“Check these out, Anisa!” I passed the socks to my friend. “Fourteen pairs in a pack, and only $10! They have colors on the toes and heels, but it won’t show when they’re wearing school shoes.” I had just returned from a fundraising trip in the States with two duffel bags full of Amazon purchases, the little things that are harder to find or more expensive in our city.
“Um, yeah, but aren’t they supposed to come up higher on the ankle? They’re nice, but I don’t think they’ll be allowed for school uniform.” I was shocked. The school list said “short white socks.” But not just any short white socks apparently–a particular height, a particular style, a particular thickness. No one felt it necessary to specify those details, because everyone knows what “short white socks” means for a school uniform.

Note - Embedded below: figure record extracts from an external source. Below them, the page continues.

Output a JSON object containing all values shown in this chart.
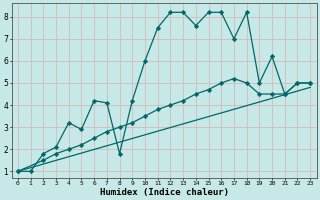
{
  "title": "",
  "xlabel": "Humidex (Indice chaleur)",
  "ylabel": "",
  "bg_color": "#c6e8e6",
  "grid_color": "#d8b0b0",
  "line_color": "#006868",
  "xlim": [
    -0.5,
    23.5
  ],
  "ylim": [
    0.7,
    8.6
  ],
  "xticks": [
    0,
    1,
    2,
    3,
    4,
    5,
    6,
    7,
    8,
    9,
    10,
    11,
    12,
    13,
    14,
    15,
    16,
    17,
    18,
    19,
    20,
    21,
    22,
    23
  ],
  "yticks": [
    1,
    2,
    3,
    4,
    5,
    6,
    7,
    8
  ],
  "series1_x": [
    0,
    1,
    2,
    3,
    4,
    5,
    6,
    7,
    8,
    9,
    10,
    11,
    12,
    13,
    14,
    15,
    16,
    17,
    18,
    19,
    20,
    21,
    22,
    23
  ],
  "series1_y": [
    1.0,
    1.0,
    1.8,
    2.1,
    3.2,
    2.9,
    4.2,
    4.1,
    1.8,
    4.2,
    6.0,
    7.5,
    8.2,
    8.2,
    7.6,
    8.2,
    8.2,
    7.0,
    8.2,
    5.0,
    6.2,
    4.5,
    5.0,
    5.0
  ],
  "series2_x": [
    0,
    2,
    3,
    4,
    5,
    6,
    7,
    8,
    9,
    10,
    11,
    12,
    13,
    14,
    15,
    16,
    17,
    18,
    19,
    20,
    21,
    22,
    23
  ],
  "series2_y": [
    1.0,
    1.5,
    1.8,
    2.0,
    2.2,
    2.5,
    2.8,
    3.0,
    3.2,
    3.5,
    3.8,
    4.0,
    4.2,
    4.5,
    4.7,
    5.0,
    5.2,
    5.0,
    4.5,
    4.5,
    4.5,
    5.0,
    5.0
  ],
  "series3_x": [
    0,
    23
  ],
  "series3_y": [
    1.0,
    4.8
  ],
  "marker": "D",
  "markersize": 2.2,
  "linewidth": 0.9
}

I’ve lived in this country for eleven years, so these moments sneak up on me. The moments that scream to me in the tiniest of details, “You’re a foreigner. You don’t understand the rules. You don’t belong.” Those things that “everyone knows;” I don’t. I wish these moments didn’t hurt so much. It’s just socks, after all.
Every time I experience a “sock moment,” I face a heart-check. Of course I want to belong. We all do. But am I remembering my true belonging? We are reminded in Ephesians 2:19 that because we are reconciled in Christ, “[we] are no longer foreigners and strangers, but fellow citizens with God’s people and also members of His household.” Whatever I know or don’t know about this culture, wear or eat differently, pronounce correctly or flub like a toddler…whether I ever feel accepted in this country or always like an outsider, I have a home.
And this home is filled with people from every corner of the earth because “[Christ’s] purpose was to create in himself one new humanity…thus making peace” (Ephesians 2:15). In Christ, people with the wrong socks and people who make the incomprehensible rules about them, become a family. Thank you Jesus that through your work on the cross, you tore down every barrier between me and those in this country you have called me to love!
Have you had a “sock moment” recently, when you suddenly felt like a cultural outsider? Who can you share that moment with? Ask this person to pray you will be reminded you belong in the family of God.
I think what made my “sock moment” hurt so much is that I’m afraid my children will feel like outsiders in this country, even though they were born here. And yet that’s the challenge we have signed up for. I can’t shield them from hurt, but I can pray for them, walk with them through it, and remind them where they truly belong.